The dirt bike rider’s direct involvement in the crash that killed Ogden is being investigated. Authorities have not confirmed witness accounts that Ogden was forced off the road when the dirt bike rider popped a wheelie.
On Monday, more than a week after Ogden’s death, a makeshift memorial composed of flowers and photos of his smiling face still surrounded the light pole on Bicentennial.
The photos reflect the way Ogden looked in other images and videos his family showed a Press Democrat reporter and photographer.
A video of his “Simple Man” performance gave way to other clips of him excitedly preparing to skydive and smiling as he held his grandson during a boat ride.
Loved ones told stories of his generosity, such as the time he casually approached a neighbor struggling to park a camper trailer. Unfazed, Ogden took the keys and moved the trailer to a safe spot.
He’d often head out to help someone, come home and act like nothing ever happened, his relatives said, adding that he was also an organ donor, who continued to help others even after his death.
“He was so humble. He would help so many people. He never bragged about it. He would just move on,” Cari Ogden said of her husband.

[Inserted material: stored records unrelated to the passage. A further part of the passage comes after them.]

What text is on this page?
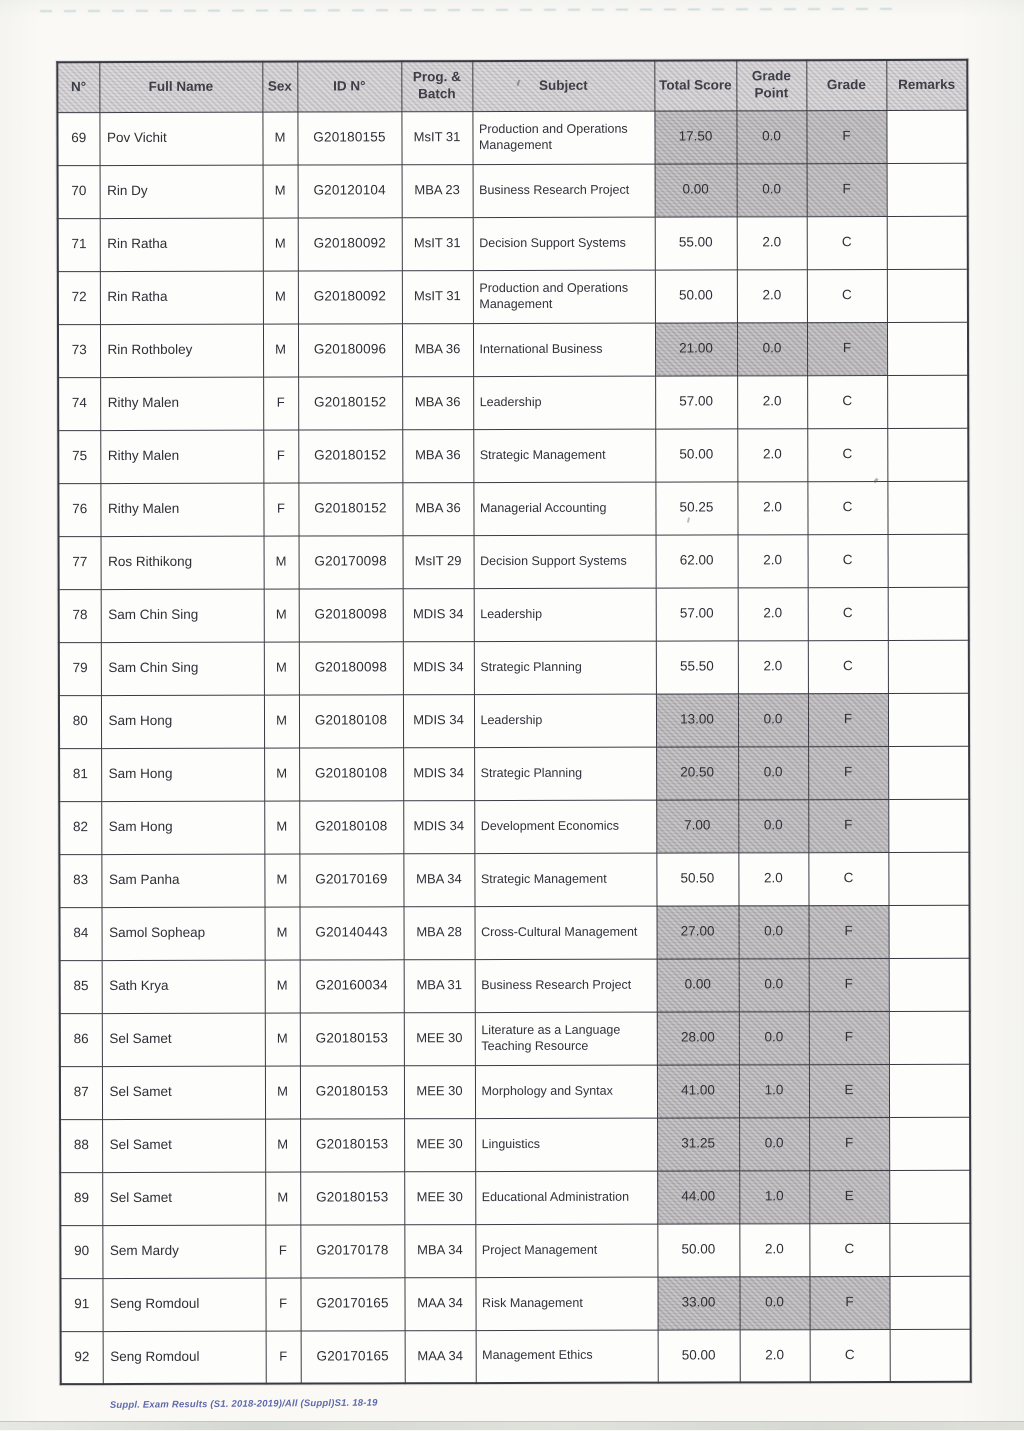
N°	Full Name	Sex	ID N°	Prog. & Batch	Subject	Total Score	Grade Point	Grade	Remarks
69	Pov Vichit	M	G20180155	MsIT 31	Production and Operations Management	17.50	0.0	F	
70	Rin Dy	M	G20120104	MBA 23	Business Research Project	0.00	0.0	F	
71	Rin Ratha	M	G20180092	MsIT 31	Decision Support Systems	55.00	2.0	C	
72	Rin Ratha	M	G20180092	MsIT 31	Production and Operations Management	50.00	2.0	C	
73	Rin Rothboley	M	G20180096	MBA 36	International Business	21.00	0.0	F	
74	Rithy Malen	F	G20180152	MBA 36	Leadership	57.00	2.0	C	
75	Rithy Malen	F	G20180152	MBA 36	Strategic Management	50.00	2.0	C	
76	Rithy Malen	F	G20180152	MBA 36	Managerial Accounting	50.25	2.0	C	
77	Ros Rithikong	M	G20170098	MsIT 29	Decision Support Systems	62.00	2.0	C	
78	Sam Chin Sing	M	G20180098	MDIS 34	Leadership	57.00	2.0	C	
79	Sam Chin Sing	M	G20180098	MDIS 34	Strategic Planning	55.50	2.0	C	
80	Sam Hong	M	G20180108	MDIS 34	Leadership	13.00	0.0	F	
81	Sam Hong	M	G20180108	MDIS 34	Strategic Planning	20.50	0.0	F	
82	Sam Hong	M	G20180108	MDIS 34	Development Economics	7.00	0.0	F	
83	Sam Panha	M	G20170169	MBA 34	Strategic Management	50.50	2.0	C	
84	Samol Sopheap	M	G20140443	MBA 28	Cross-Cultural Management	27.00	0.0	F	
85	Sath Krya	M	G20160034	MBA 31	Business Research Project	0.00	0.0	F	
86	Sel Samet	M	G20180153	MEE 30	Literature as a Language Teaching Resource	28.00	0.0	F	
87	Sel Samet	M	G20180153	MEE 30	Morphology and Syntax	41.00	1.0	E	
88	Sel Samet	M	G20180153	MEE 30	Linguistics	31.25	0.0	F	
89	Sel Samet	M	G20180153	MEE 30	Educational Administration	44.00	1.0	E	
90	Sem Mardy	F	G20170178	MBA 34	Project Management	50.00	2.0	C	
91	Seng Romdoul	F	G20170165	MAA 34	Risk Management	33.00	0.0	F	
92	Seng Romdoul	F	G20170165	MAA 34	Management Ethics	50.00	2.0	C	
Suppl. Exam Results (S1. 2018-2019)/All (Suppl)S1. 18-19
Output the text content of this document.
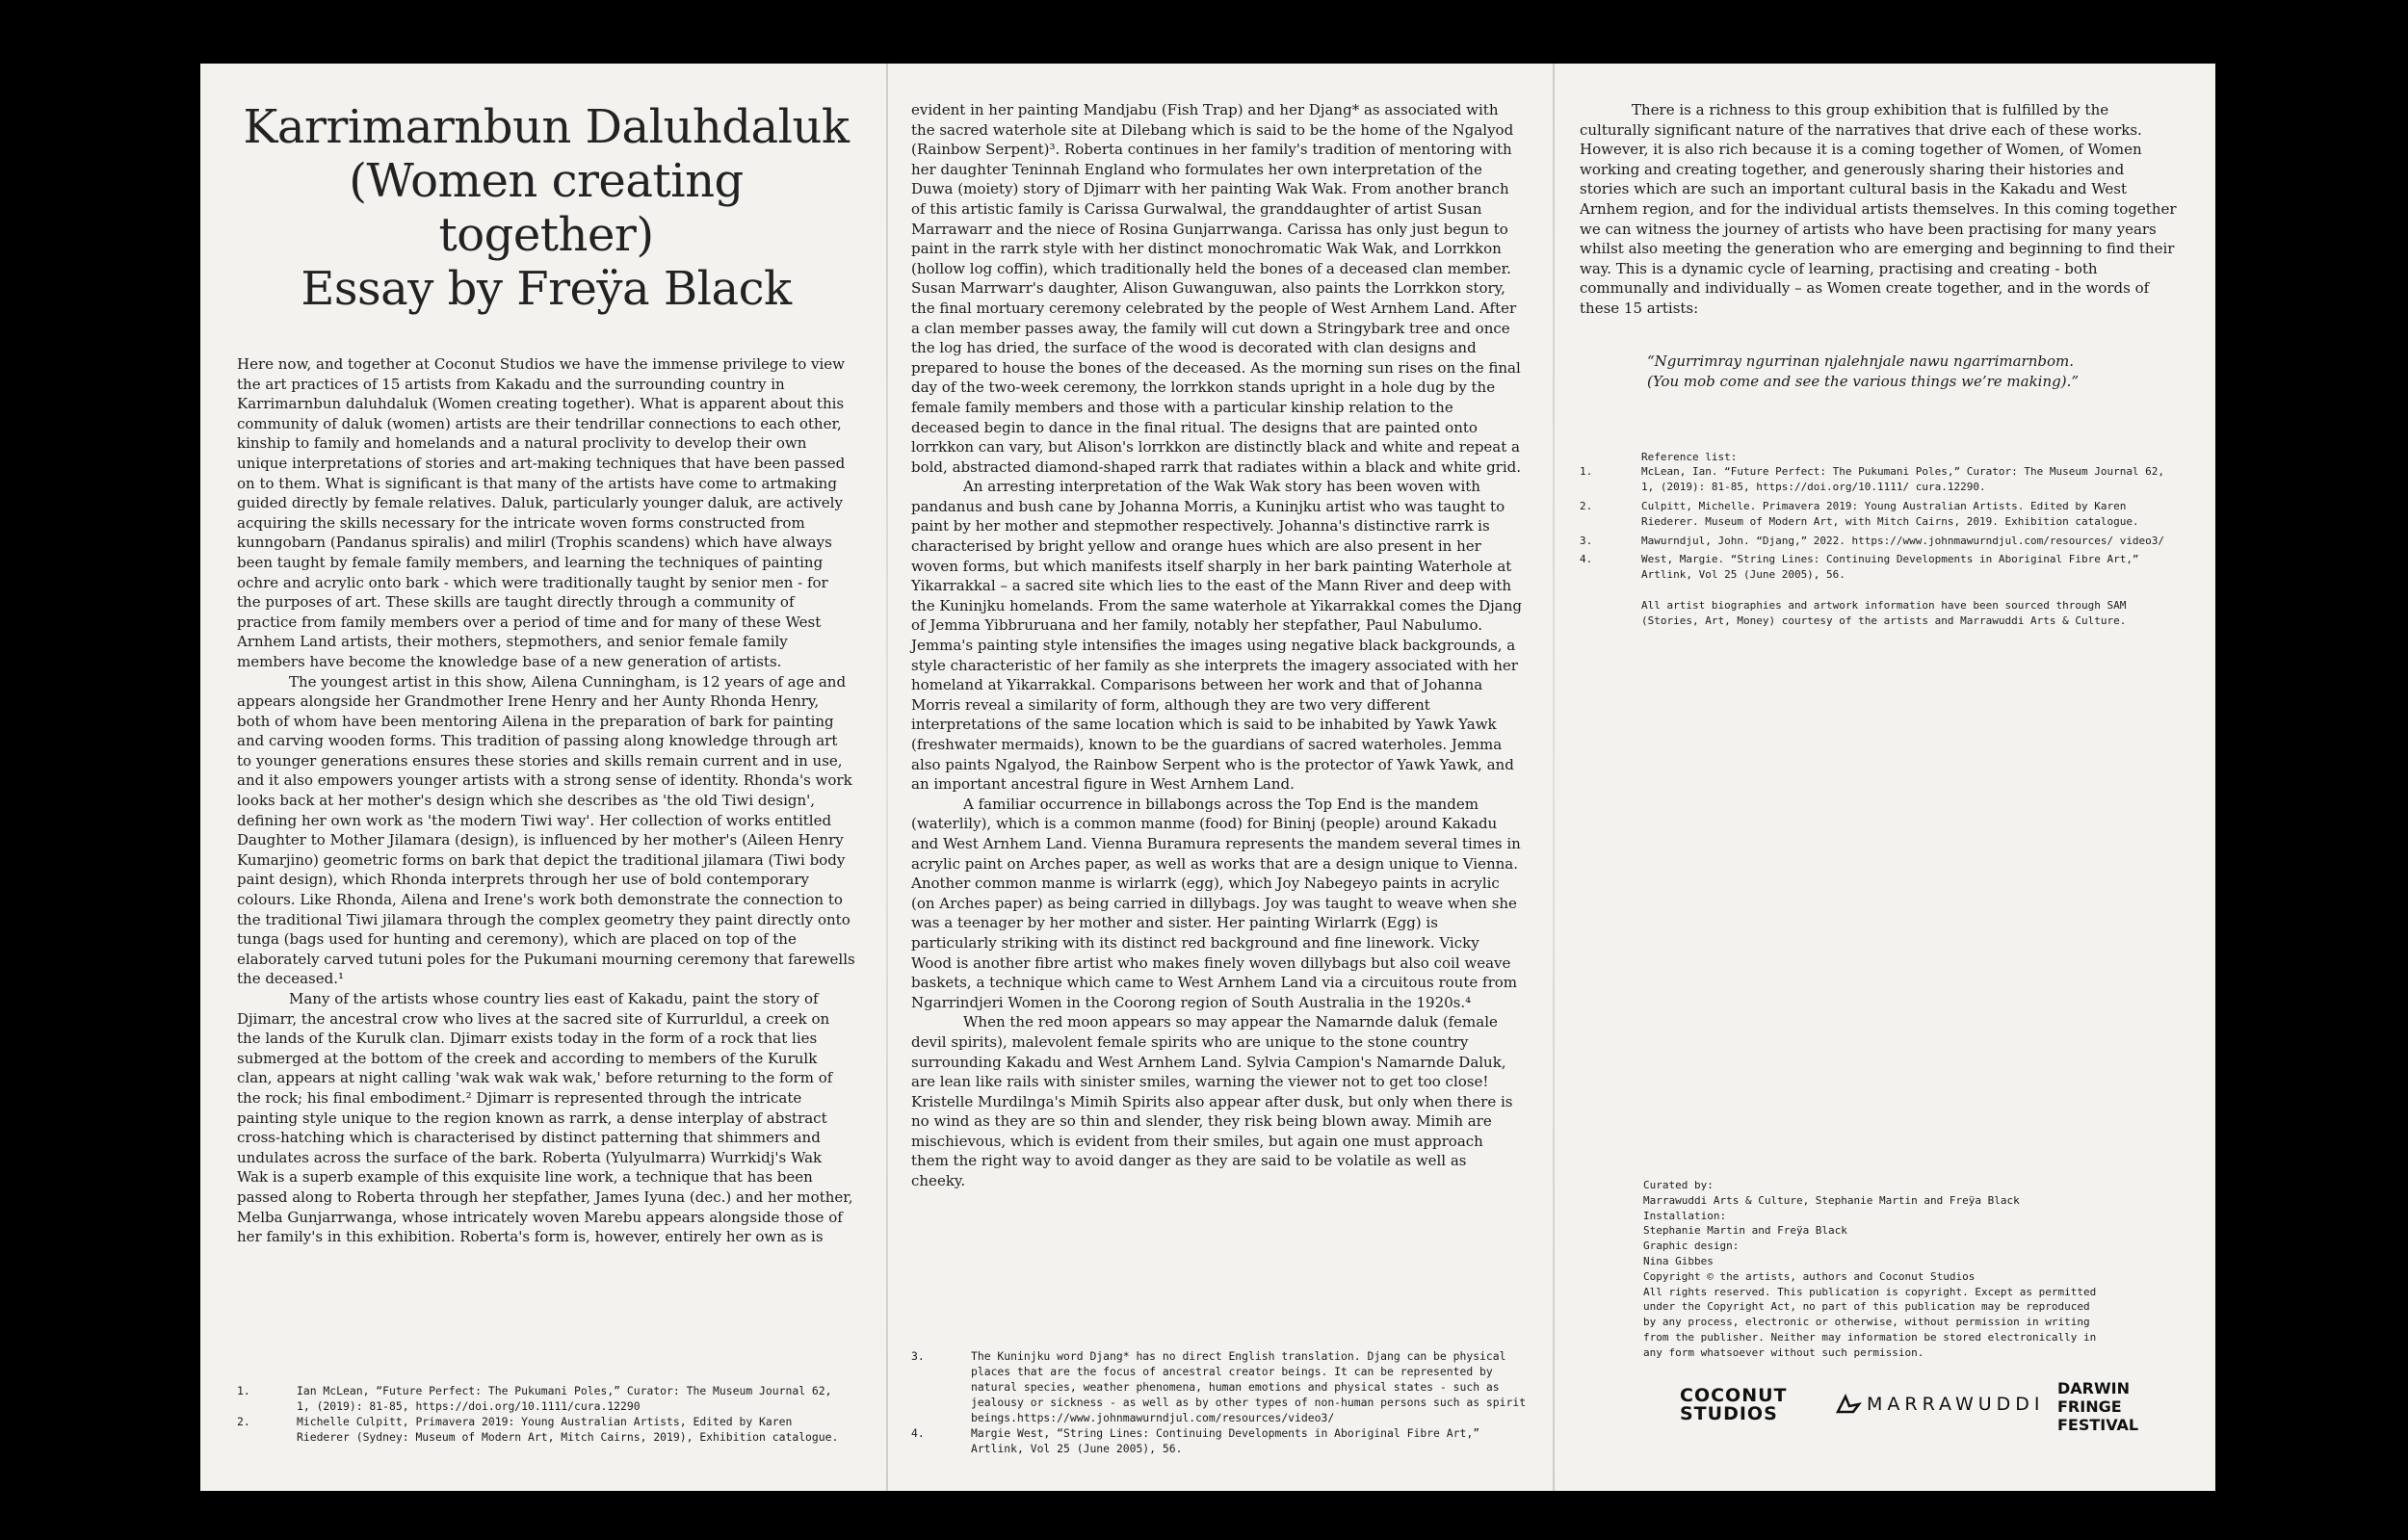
Karrimarnbun Daluhdaluk
(Women creating together)
Essay by Freÿa Black

Here now, and together at Coconut Studios we have the immense privilege to view the art practices of 15 artists from Kakadu and the surrounding country in Karrimarnbun daluhdaluk (Women creating together). What is apparent about this community of daluk (women) artists are their tendrillar connections to each other, kinship to family and homelands and a natural proclivity to develop their own unique interpretations of stories and art-making techniques that have been passed on to them. What is significant is that many of the artists have come to artmaking guided directly by female relatives. Daluk, particularly younger daluk, are actively acquiring the skills necessary for the intricate woven forms constructed from kunngobarn (Pandanus spiralis) and milirl (Trophis scandens) which have always been taught by female family members, and learning the techniques of painting ochre and acrylic onto bark - which were traditionally taught by senior men - for the purposes of art. These skills are taught directly through a community of practice from family members over a period of time and for many of these West Arnhem Land artists, their mothers, stepmothers, and senior female family members have become the knowledge base of a new generation of artists.

The youngest artist in this show, Ailena Cunningham, is 12 years of age and appears alongside her Grandmother Irene Henry and her Aunty Rhonda Henry, both of whom have been mentoring Ailena in the preparation of bark for painting and carving wooden forms. This tradition of passing along knowledge through art to younger generations ensures these stories and skills remain current and in use, and it also empowers younger artists with a strong sense of identity. Rhonda's work looks back at her mother's design which she describes as 'the old Tiwi design', defining her own work as 'the modern Tiwi way'. Her collection of works entitled Daughter to Mother Jilamara (design), is influenced by her mother's (Aileen Henry Kumarjino) geometric forms on bark that depict the traditional jilamara (Tiwi body paint design), which Rhonda interprets through her use of bold contemporary colours. Like Rhonda, Ailena and Irene's work both demonstrate the connection to the traditional Tiwi jilamara through the complex geometry they paint directly onto tunga (bags used for hunting and ceremony), which are placed on top of the elaborately carved tutuni poles for the Pukumani mourning ceremony that farewells the deceased.¹

Many of the artists whose country lies east of Kakadu, paint the story of Djimarr, the ancestral crow who lives at the sacred site of Kurrurldul, a creek on the lands of the Kurulk clan. Djimarr exists today in the form of a rock that lies submerged at the bottom of the creek and according to members of the Kurulk clan, appears at night calling 'wak wak wak wak,' before returning to the form of the rock; his final embodiment.² Djimarr is represented through the intricate painting style unique to the region known as rarrk, a dense interplay of abstract cross-hatching which is characterised by distinct patterning that shimmers and undulates across the surface of the bark. Roberta (Yulyulmarra) Wurrkidj's Wak Wak is a superb example of this exquisite line work, a technique that has been passed along to Roberta through her stepfather, James Iyuna (dec.) and her mother, Melba Gunjarrwanga, whose intricately woven Marebu appears alongside those of her family's in this exhibition. Roberta's form is, however, entirely her own as is

1.	Ian McLean, “Future Perfect: The Pukumani Poles,” Curator: The Museum Journal 62, 1, (2019): 81-85, https://doi.org/10.1111/cura.12290
2.	Michelle Culpitt, Primavera 2019: Young Australian Artists, Edited by Karen Riederer (Sydney: Museum of Modern Art, Mitch Cairns, 2019), Exhibition catalogue.

evident in her painting Mandjabu (Fish Trap) and her Djang* as associated with the sacred waterhole site at Dilebang which is said to be the home of the Ngalyod (Rainbow Serpent)³. Roberta continues in her family's tradition of mentoring with her daughter Teninnah England who formulates her own interpretation of the Duwa (moiety) story of Djimarr with her painting Wak Wak. From another branch of this artistic family is Carissa Gurwalwal, the granddaughter of artist Susan Marrawarr and the niece of Rosina Gunjarrwanga. Carissa has only just begun to paint in the rarrk style with her distinct monochromatic Wak Wak, and Lorrkkon (hollow log coffin), which traditionally held the bones of a deceased clan member. Susan Marrwarr's daughter, Alison Guwanguwan, also paints the Lorrkkon story, the final mortuary ceremony celebrated by the people of West Arnhem Land. After a clan member passes away, the family will cut down a Stringybark tree and once the log has dried, the surface of the wood is decorated with clan designs and prepared to house the bones of the deceased. As the morning sun rises on the final day of the two-week ceremony, the lorrkkon stands upright in a hole dug by the female family members and those with a particular kinship relation to the deceased begin to dance in the final ritual. The designs that are painted onto lorrkkon can vary, but Alison's lorrkkon are distinctly black and white and repeat a bold, abstracted diamond-shaped rarrk that radiates within a black and white grid.

An arresting interpretation of the Wak Wak story has been woven with pandanus and bush cane by Johanna Morris, a Kuninjku artist who was taught to paint by her mother and stepmother respectively. Johanna's distinctive rarrk is characterised by bright yellow and orange hues which are also present in her woven forms, but which manifests itself sharply in her bark painting Waterhole at Yikarrakkal – a sacred site which lies to the east of the Mann River and deep with the Kuninjku homelands. From the same waterhole at Yikarrakkal comes the Djang of Jemma Yibbruruana and her family, notably her stepfather, Paul Nabulumo. Jemma's painting style intensifies the images using negative black backgrounds, a style characteristic of her family as she interprets the imagery associated with her homeland at Yikarrakkal. Comparisons between her work and that of Johanna Morris reveal a similarity of form, although they are two very different interpretations of the same location which is said to be inhabited by Yawk Yawk (freshwater mermaids), known to be the guardians of sacred waterholes. Jemma also paints Ngalyod, the Rainbow Serpent who is the protector of Yawk Yawk, and an important ancestral figure in West Arnhem Land.

A familiar occurrence in billabongs across the Top End is the mandem (waterlily), which is a common manme (food) for Bininj (people) around Kakadu and West Arnhem Land. Vienna Buramura represents the mandem several times in acrylic paint on Arches paper, as well as works that are a design unique to Vienna. Another common manme is wirlarrk (egg), which Joy Nabegeyo paints in acrylic (on Arches paper) as being carried in dillybags. Joy was taught to weave when she was a teenager by her mother and sister. Her painting Wirlarrk (Egg) is particularly striking with its distinct red background and fine linework. Vicky Wood is another fibre artist who makes finely woven dillybags but also coil weave baskets, a technique which came to West Arnhem Land via a circuitous route from Ngarrindjeri Women in the Coorong region of South Australia in the 1920s.⁴

When the red moon appears so may appear the Namarnde daluk (female devil spirits), malevolent female spirits who are unique to the stone country surrounding Kakadu and West Arnhem Land. Sylvia Campion's Namarnde Daluk, are lean like rails with sinister smiles, warning the viewer not to get too close! Kristelle Murdilnga's Mimih Spirits also appear after dusk, but only when there is no wind as they are so thin and slender, they risk being blown away. Mimih are mischievous, which is evident from their smiles, but again one must approach them the right way to avoid danger as they are said to be volatile as well as cheeky.

3.	The Kuninjku word Djang* has no direct English translation. Djang can be physical places that are the focus of ancestral creator beings. It can be represented by natural species, weather phenomena, human emotions and physical states - such as jealousy or sickness - as well as by other types of non-human persons such as spirit beings.https://www.johnmawurndjul.com/resources/video3/
4.	Margie West, “String Lines: Continuing Developments in Aboriginal Fibre Art,” Artlink, Vol 25 (June 2005), 56.

There is a richness to this group exhibition that is fulfilled by the culturally significant nature of the narratives that drive each of these works. However, it is also rich because it is a coming together of Women, of Women working and creating together, and generously sharing their histories and stories which are such an important cultural basis in the Kakadu and West Arnhem region, and for the individual artists themselves. In this coming together we can witness the journey of artists who have been practising for many years whilst also meeting the generation who are emerging and beginning to find their way. This is a dynamic cycle of learning, practising and creating - both communally and individually – as Women create together, and in the words of these 15 artists:

“Ngurrimray ngurrinan njalehnjale nawu ngarrimarnbom.
(You mob come and see the various things we’re making).”
Reference list:
1.	McLean, Ian. “Future Perfect: The Pukumani Poles,” Curator: The Museum Journal 62, 1, (2019): 81-85, https://doi.org/10.1111/ cura.12290.
2.	Culpitt, Michelle. Primavera 2019: Young Australian Artists. Edited by Karen Riederer. Museum of Modern Art, with Mitch Cairns, 2019. Exhibition catalogue.
3.	Mawurndjul, John. “Djang,” 2022. https://www.johnmawurndjul.com/resources/ video3/
4.	West, Margie. “String Lines: Continuing Developments in Aboriginal Fibre Art,” Artlink, Vol 25 (June 2005), 56.
All artist biographies and artwork information have been sourced through SAM (Stories, Art, Money) courtesy of the artists and Marrawuddi Arts & Culture.
Curated by:
Marrawuddi Arts & Culture, Stephanie Martin and Freÿa Black
Installation:
Stephanie Martin and Freÿa Black
Graphic design:
Nina Gibbes
Copyright © the artists, authors and Coconut Studios
All rights reserved. This publication is copyright. Except as permitted
under the Copyright Act, no part of this publication may be reproduced
by any process, electronic or otherwise, without permission in writing
from the publisher. Neither may information be stored electronically in
any form whatsoever without such permission.
COCONUT
STUDIOS	MARRAWUDDI
DARWIN
FRINGE
FESTIVAL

Curt Ogden co-founded a motorcycle club named “The Good Ol’ Boys North Bay” to reflect its members’ good nature and squash negative perceptions of such groups.
“He wanted to change the way people looked at motorcycle clubs,” said his 26-year-old daughter, Cheyanne, of Guerneville.
Terry Thurman said she first met Ogden and other members of the club at the American Legion Post 21 in Santa Rosa 10 years ago.
A U.S. Air Force veteran, Thurman said Monday that her first reaction upon seeing them was, “Oh my!”
But, it wasn’t long before she realized, “The Good Ol’ Boys” were hardly troublemakers. After all, they were meeting with her to discuss fundraising efforts.
“As soon as they opened their mouths, you could tell they were not like that at all,” said Thurman, the Legion’s club room manager, finance officer and adjutant. “They looked a little rough, but they’re gentle giants.”
Thurman held back tears as she recalled Curt Ogden, who eventually became a friend and was dedicated to raising money for local veterans.
“He was one of the leaders (of the club) and he was involved in every aspect that needed to get done, but the whole group of ”The Good Ol’ Boys“ was there,” she said.
A celebration of life for Curt Ogden is scheduled for 3 p.m. April 16 at the Friedman Event Center in Santa Rosa.
Ogden’s family anticipates a large crowd of attendees given his involvement in fundraisers and penchant for helping people every chance he got.
“That’s a given right there. Couldn’t find a better person to work with or be friends with. He was an amazing man,” said U.S. Navy veteran Richard Jones, who serves as president of the Sonoma County Vet Connect and commander of Disabled American Veterans Sonoma County Chapter 48.